Ukraine has suffered the heaviest toll with 122 deaths, including
many who froze to death in the streets as temperatures plunged to as low
as minus 38.1 degrees Celsius.
Airports were shut, flights and trains delayed, and highways gridlocked as emergency services raced to clear falling snow.
In Italy, the ferry Sharden hit a breakwater shortly after setting off from the port of Civitavecchia near Rome.
It
caused panic among the 262 passengers who feared a repeat of a cruise
ship tragedy in the area last month that is thought to have killed 32
people.
Coastguard spokesman Carnine Albano said the accident,
which tore a 25-metre hole in the ship's side above the waterline,
happened after the vessel was buffeted by a violent snow storm from the
north-east.
All passengers were evacuated and no injuries reported.
The
heaviest snowfall in 27 years in Rome caused the capital, better known
for its warm sunshine, to grind to a halt with taxis and buses unable to
navigate through the icy streets without snow chains.
Parts of the Venice lagoon also froze over.
Among
the cold-weather deaths in Italy was 46-year-old woman who died in
Avellino, near Naples in southern Italy, after a greenhouse roof laden
with snow collapsed on her.
A homeless man in his sixties of German origin was found dead, apparently of cold, in the central town of Castiglione del Lago.
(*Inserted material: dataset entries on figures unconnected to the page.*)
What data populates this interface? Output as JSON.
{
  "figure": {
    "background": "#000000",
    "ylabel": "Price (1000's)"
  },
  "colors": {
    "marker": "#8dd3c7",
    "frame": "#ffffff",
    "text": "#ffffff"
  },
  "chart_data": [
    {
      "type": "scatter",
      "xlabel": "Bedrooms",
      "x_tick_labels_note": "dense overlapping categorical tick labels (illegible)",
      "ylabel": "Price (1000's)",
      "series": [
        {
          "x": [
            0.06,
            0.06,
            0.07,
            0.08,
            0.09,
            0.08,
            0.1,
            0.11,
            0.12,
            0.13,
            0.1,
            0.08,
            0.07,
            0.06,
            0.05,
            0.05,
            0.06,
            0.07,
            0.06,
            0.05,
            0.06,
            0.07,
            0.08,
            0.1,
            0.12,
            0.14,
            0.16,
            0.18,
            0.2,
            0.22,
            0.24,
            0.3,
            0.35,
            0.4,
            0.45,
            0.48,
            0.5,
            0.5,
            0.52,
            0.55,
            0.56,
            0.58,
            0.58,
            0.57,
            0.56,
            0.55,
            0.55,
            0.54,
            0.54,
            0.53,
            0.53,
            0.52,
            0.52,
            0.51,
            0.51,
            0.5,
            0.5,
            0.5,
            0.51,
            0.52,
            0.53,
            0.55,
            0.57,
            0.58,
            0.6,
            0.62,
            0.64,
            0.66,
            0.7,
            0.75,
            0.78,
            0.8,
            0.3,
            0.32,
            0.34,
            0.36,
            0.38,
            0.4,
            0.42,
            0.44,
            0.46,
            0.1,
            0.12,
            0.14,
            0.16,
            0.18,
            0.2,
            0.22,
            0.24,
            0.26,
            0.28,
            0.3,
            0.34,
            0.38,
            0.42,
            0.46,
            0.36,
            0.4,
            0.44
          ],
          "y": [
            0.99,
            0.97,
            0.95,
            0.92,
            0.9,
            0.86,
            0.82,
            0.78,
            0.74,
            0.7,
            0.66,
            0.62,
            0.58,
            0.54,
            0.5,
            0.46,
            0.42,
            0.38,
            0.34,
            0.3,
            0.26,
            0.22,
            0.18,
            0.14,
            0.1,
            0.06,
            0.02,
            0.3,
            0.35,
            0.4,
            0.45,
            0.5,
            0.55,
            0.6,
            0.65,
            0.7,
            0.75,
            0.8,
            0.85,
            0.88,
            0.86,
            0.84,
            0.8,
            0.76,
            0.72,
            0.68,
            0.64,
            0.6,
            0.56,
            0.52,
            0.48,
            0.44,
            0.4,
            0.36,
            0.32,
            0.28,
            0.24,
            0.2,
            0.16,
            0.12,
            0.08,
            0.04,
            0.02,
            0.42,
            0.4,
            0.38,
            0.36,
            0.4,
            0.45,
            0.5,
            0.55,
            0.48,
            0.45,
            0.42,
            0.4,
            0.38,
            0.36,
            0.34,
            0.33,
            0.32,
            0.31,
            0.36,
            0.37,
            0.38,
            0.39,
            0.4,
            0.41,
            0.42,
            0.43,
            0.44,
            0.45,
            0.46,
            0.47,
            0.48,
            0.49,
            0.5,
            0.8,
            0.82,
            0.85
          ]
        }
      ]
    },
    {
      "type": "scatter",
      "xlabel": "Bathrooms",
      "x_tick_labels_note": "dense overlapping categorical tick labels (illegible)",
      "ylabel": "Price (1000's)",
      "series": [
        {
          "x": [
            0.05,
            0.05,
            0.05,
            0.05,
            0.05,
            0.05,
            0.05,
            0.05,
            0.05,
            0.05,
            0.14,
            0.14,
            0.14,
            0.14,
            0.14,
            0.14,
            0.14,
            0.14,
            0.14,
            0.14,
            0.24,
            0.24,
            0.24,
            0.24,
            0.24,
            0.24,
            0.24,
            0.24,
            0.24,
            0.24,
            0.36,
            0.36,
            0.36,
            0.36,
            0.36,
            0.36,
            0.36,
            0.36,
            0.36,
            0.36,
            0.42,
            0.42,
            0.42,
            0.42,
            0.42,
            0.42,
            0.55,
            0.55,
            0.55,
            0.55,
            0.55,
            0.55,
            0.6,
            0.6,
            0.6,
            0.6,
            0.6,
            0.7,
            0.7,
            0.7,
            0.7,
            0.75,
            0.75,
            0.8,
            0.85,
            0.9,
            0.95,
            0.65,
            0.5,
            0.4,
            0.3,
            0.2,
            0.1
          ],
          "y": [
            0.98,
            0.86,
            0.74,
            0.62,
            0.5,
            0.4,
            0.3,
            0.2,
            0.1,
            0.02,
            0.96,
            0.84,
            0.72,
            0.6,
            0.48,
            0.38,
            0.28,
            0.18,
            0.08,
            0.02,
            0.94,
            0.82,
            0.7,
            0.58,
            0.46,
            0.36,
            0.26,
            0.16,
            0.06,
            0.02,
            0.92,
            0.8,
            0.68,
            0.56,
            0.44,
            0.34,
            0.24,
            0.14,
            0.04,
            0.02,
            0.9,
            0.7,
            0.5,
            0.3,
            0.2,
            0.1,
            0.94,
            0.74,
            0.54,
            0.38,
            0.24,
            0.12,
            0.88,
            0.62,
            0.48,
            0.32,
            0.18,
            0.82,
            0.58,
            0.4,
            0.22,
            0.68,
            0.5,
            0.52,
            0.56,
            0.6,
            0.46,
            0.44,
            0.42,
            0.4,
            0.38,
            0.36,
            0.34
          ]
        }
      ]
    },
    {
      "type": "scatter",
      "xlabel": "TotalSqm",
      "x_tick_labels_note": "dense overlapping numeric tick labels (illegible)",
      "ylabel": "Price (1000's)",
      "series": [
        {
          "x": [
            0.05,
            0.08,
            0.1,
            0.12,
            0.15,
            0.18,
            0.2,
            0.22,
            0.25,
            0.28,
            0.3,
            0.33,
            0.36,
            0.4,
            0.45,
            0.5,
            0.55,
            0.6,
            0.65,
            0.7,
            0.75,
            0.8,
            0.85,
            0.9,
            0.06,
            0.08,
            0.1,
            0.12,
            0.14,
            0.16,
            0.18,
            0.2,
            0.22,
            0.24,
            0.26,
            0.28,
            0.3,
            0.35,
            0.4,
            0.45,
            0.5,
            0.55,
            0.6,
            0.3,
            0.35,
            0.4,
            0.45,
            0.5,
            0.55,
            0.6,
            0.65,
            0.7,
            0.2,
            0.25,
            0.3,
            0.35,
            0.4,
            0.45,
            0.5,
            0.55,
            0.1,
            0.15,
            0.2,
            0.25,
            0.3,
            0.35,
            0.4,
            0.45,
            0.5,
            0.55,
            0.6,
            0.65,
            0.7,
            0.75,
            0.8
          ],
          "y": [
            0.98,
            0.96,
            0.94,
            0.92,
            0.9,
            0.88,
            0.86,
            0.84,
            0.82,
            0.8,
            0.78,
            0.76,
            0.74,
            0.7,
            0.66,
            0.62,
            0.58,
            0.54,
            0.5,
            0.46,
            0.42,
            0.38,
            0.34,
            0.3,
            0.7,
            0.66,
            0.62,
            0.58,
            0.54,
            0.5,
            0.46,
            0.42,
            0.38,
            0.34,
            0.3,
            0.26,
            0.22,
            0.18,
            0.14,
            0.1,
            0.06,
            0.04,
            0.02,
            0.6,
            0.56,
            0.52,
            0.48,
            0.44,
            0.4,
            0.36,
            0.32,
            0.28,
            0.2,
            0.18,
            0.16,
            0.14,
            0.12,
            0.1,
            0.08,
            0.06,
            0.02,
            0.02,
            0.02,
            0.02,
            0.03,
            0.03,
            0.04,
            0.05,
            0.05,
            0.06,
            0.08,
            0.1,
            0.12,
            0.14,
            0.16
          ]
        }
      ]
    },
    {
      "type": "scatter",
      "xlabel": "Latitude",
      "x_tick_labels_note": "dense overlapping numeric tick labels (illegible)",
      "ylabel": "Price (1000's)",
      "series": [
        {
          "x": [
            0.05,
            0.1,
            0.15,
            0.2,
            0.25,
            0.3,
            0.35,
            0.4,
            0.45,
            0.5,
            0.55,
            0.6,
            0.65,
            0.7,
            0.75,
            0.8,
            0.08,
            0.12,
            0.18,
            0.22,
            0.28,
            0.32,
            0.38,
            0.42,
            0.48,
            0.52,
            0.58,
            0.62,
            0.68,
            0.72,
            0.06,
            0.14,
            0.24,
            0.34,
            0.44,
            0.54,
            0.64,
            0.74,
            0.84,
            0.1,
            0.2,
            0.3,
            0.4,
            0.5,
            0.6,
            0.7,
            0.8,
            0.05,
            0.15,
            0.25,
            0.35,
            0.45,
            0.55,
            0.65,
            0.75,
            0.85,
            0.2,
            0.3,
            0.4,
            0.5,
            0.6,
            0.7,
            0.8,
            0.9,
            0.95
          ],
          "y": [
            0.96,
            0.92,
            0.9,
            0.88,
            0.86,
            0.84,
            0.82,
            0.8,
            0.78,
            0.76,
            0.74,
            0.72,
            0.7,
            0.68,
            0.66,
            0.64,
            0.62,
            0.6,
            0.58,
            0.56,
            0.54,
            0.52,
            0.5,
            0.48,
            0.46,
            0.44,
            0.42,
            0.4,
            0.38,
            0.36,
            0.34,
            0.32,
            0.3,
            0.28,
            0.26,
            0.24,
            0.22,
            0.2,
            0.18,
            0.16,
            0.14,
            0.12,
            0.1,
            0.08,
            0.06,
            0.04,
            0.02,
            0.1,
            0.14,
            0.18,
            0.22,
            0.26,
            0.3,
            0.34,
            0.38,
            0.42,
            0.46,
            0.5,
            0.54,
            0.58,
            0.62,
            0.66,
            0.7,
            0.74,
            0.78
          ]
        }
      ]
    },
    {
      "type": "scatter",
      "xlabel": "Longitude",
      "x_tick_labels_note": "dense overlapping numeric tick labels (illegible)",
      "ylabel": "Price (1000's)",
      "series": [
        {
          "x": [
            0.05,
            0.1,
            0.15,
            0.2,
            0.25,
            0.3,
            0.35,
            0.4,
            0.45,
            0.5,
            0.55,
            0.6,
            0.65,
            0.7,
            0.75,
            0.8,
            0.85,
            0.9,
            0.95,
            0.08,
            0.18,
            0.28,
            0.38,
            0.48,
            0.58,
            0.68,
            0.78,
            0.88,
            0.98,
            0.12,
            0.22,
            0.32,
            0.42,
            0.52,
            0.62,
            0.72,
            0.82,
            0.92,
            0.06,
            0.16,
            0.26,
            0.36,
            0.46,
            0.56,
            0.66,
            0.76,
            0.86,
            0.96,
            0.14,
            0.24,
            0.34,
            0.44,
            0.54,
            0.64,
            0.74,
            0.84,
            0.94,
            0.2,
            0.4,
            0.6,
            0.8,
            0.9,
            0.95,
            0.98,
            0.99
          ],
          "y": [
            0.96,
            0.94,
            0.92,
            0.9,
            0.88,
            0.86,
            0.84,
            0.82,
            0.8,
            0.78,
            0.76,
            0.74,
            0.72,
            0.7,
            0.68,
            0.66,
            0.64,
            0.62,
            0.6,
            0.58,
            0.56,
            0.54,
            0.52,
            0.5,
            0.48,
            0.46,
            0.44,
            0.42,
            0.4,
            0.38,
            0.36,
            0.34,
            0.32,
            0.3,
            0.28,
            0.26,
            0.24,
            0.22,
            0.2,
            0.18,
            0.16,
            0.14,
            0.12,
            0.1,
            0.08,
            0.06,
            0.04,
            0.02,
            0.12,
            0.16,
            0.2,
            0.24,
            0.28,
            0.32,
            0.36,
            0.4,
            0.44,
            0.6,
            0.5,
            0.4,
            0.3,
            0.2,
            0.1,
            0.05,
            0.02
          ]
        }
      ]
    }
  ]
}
These latest deaths brought the total in Italy to seven.
In
Poland, the death toll rose to 45 as temperatures plunged to minus 27C
in the north-east. In Romania, four more victims were found, bringing
the number of fatalities in the country to 28.
The cold snap has
also killed people in Bosnia, Latvia, Lithuania, Estonia, Bulgaria, the
Czech Republic, Italy, Slovakia, France, Austria and Greece.
Snow
fell in Bosnia for the second straight day, paralysing traffic, with one
patient dying as an ambulance was unable to reach his village in the
south of the country.
Two people were found dead in Croatia on
Saturday, in the southern region near the Adriatic coast and the main
port Split where the snow has surprised inhabitants, Hina news agency
reported.
In Serbia, a man was found dead in the southern town of
Lebane as the authorities in 28 municipalities, mostly in remote
mountainous regions in the south and southwest, declared a state of
emergency.
Maric said some "60,000 people ... or 25,000
households, have been cut off by snow" with emergency services engaged
in clearing off the areas and bringing the necessities to the
population.
In tiny Montenegro, where one person was found frozen to death in a village, many hamlets in the mountainous north were cut off.
Rescuers
managed to evacuate 120 people, among them 31 school children from
neighbouring Albania on a field trip, Interior Minister Ivan Brajovic
said.
But as Europe huddled indoors for warmth, Russian gas giant
Gazprom said it could not satisfy western Europe's demand for more
energy.
"Gazprom at the moment cannot satisfy the additional
volumes that our Western European partners are requesting," the
company's deputy chairman Alexander Kruglov said at a meeting with Prime
Minister Vladimir Putin, according to Russian news agencies.
The freeze shut several airports in eastern and central Europe.
Further
west, London Heathrow, the world's busiest in terms of international
passenger traffic, cancelled 30 per cent of Sunday's flights as it
braced for heavy snow and freezing fog.
In the Netherlands, Amsterdam-Schiphol airport reported dozens of delays and cancellations.
In
France, snow fell from Lille in the north to Marseille in the south,
though the west of the country and the capital Paris were spared.